A large crowd gathered to attend the Board’s Dec. 6 meeting, largely in opposition to the proposed Catesby Farms Special Exception
At its Dec. 6 meeting, the last of the year, the Loudoun County Board of Supervisors approved Catesby Farms’ Special Exception application, allowing for an event facility on the property in St. Louis.
The 8-1 vote, with Kristen Umstattd (D-Leesburg) opposed, was in spite of vocal opposition from dozens of community members.
The Minor Special Exception allows the property, located on the south side of the intersection of Welbourne Road and Quaker Lane, to host up to 20 events a year with up to 200 attendees. No new facilities will be built on the property.
The property owners, siblings Michelle and Scott LaRose, previously said if they had not been granted the exception they would look to monetize the property by turning it into a bed and breakfast, a by right use.

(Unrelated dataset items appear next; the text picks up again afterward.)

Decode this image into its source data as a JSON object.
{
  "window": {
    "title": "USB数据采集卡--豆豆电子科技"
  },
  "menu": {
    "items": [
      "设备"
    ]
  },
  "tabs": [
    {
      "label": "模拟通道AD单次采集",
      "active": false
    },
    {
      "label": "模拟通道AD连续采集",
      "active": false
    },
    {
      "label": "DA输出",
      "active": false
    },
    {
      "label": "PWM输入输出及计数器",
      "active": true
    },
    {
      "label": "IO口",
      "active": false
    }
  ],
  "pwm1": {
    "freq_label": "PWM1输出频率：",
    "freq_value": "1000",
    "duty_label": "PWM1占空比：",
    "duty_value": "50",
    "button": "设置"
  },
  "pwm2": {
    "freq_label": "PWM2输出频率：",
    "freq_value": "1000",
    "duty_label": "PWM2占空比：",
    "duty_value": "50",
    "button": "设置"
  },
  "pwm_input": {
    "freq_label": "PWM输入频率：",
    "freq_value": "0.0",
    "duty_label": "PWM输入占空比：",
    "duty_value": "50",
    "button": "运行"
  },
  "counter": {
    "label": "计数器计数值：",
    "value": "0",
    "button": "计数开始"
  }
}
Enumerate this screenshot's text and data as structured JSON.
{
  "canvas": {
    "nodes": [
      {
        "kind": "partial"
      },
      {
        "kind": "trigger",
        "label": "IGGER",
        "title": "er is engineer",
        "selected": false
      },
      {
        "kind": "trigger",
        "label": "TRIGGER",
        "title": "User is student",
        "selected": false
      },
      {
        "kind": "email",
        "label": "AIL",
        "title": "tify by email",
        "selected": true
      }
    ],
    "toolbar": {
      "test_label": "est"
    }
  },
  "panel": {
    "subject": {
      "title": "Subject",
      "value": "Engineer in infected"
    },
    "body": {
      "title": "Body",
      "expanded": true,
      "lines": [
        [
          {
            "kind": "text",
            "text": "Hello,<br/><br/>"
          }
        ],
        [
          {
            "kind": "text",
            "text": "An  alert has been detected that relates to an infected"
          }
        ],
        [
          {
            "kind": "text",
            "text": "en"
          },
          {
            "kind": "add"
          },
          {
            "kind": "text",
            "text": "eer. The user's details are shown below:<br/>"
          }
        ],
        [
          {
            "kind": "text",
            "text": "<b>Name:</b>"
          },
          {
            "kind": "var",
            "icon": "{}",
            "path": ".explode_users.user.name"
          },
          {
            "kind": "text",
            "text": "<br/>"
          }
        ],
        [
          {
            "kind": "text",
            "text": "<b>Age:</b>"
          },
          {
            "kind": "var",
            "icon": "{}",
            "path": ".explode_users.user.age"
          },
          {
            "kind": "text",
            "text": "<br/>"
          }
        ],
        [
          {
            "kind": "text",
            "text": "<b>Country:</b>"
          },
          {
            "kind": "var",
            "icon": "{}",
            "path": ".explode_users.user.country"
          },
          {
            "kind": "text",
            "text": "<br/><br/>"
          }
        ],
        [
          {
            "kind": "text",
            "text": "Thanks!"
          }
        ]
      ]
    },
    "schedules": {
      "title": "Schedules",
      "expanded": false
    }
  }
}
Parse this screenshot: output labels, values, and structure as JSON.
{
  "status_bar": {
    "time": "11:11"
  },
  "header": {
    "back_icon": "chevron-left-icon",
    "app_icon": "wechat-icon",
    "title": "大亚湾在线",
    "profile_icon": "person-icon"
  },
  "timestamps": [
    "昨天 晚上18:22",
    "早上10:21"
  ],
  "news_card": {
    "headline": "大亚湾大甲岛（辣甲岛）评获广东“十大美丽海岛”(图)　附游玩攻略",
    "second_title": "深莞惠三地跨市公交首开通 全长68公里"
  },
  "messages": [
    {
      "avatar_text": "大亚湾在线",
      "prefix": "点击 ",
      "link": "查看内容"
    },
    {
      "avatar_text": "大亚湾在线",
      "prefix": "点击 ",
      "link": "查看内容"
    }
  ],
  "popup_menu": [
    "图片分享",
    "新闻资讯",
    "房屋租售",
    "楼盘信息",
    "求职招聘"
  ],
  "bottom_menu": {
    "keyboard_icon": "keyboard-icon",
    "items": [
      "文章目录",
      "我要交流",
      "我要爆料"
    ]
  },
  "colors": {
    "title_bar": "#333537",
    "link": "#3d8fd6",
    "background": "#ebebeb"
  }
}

Supervisors were convinced a bed and breakfast would likely attract more people to the property and that the special exception was the best way to assuage much of the community’s concerns about increased traffic and disruptions to the area.
That wasn’t enough to alleviate the fears of some in western Loudoun who see Catesby Farms as the latest intrusion on the rural integrity of the west. As the County undergoes a major Comprehensive Plan review, county officials have repeatedly said they will make no major changes to the west. Those still concerned have seen massive development and population growth transform the eastern part of the county and do not want it happening in the west.
“The goal again, day one, was to insure the least intrusive use on the subject property,” said Tony Buffington (R-Blue Ridge) whose district includes Catesby Farms. “That being said, I’m confident we’ve reduced those impacts to the greatest extent possible and I’m confident that a ‘no’ vote would result in a more intense use.”
Buffington said he was assured the Catesby owners would in fact make their property into a bed and breakfast if denied the exception and that would assuredly lead to a more intense use. He further explained that by granting the Special Exception, Catesby Farms would forfeit all rights for any bed and breakfast type uses or event hosting beyond the 20 granted.
Further, the applicants agreed to restrict events to one day, to maintain the historic property, to limit the event area to a small section of the nearly 241-acre parcel and to provide a cash contribution to the volunteer fire and rescue station in the area, among other conditions.
“That said, almost every concern that has been brought to my office’s attention has been mitigated and addressed,” Buffington said.
That didn’t stop vocal opposition for months leading up to the vote.
Several opponents of the special exception audibly hissed from the audience section of the board room during the comments of supervisors who supported the motion, leading Chair Phyllis Randall (D-At Large) to reprimand the crowd.
Earlier, 14 opponents spoke during the Public Comment part of the meeting, citing fears ranging from danger to the historical integrity of the property to threats to the integrity of the rural nature of western Loudoun.
Six people spoke in favor of the special exception, including Kelly Foltman, president of the Loudoun Equine Alliance. When she said the parameters of the special exception had alleviated all concerns, someone shouted from the crowd “no it hasn’t”, which also drew a rebuke from Randall. Several other proponents of the exceptions were met with hisses.
Prior to the meeting itself, two public hearings were held near the property for community members to address their concerns. Dozens spoke out against the proposal at these meetings, as well as 31 at the Board’s monthly Public Hearing on Oct 12.
In also voting for the special exception, Geary Higgins (R-Catoctin), much of whose district is also comprised of the west, said the property was already zoned for an event and banquet type use.
“I don’t know how you could find a better location for something like this and if we’re not going to allow it at this property under a Minor Special Exception, where would you allow it,” Higgins said. “I don’t think you would be able to allow it anywhere.”
In opposing the motion, Umstattd said the government shouldn’t dictate people’s lives and she would follow the wishes of the public.
“We also have a real challenge as we try to do what, though well intentioned up on the dais, is perceived by so many in the community as trying to fit in uses that are not compatible with the lives people have created for themselves,” Umstattd said. “I view what’s going on here as a philosophical debate. Do we allow the neighbors, the community, to decide what’s best for them or do we tell them what’s best for them?”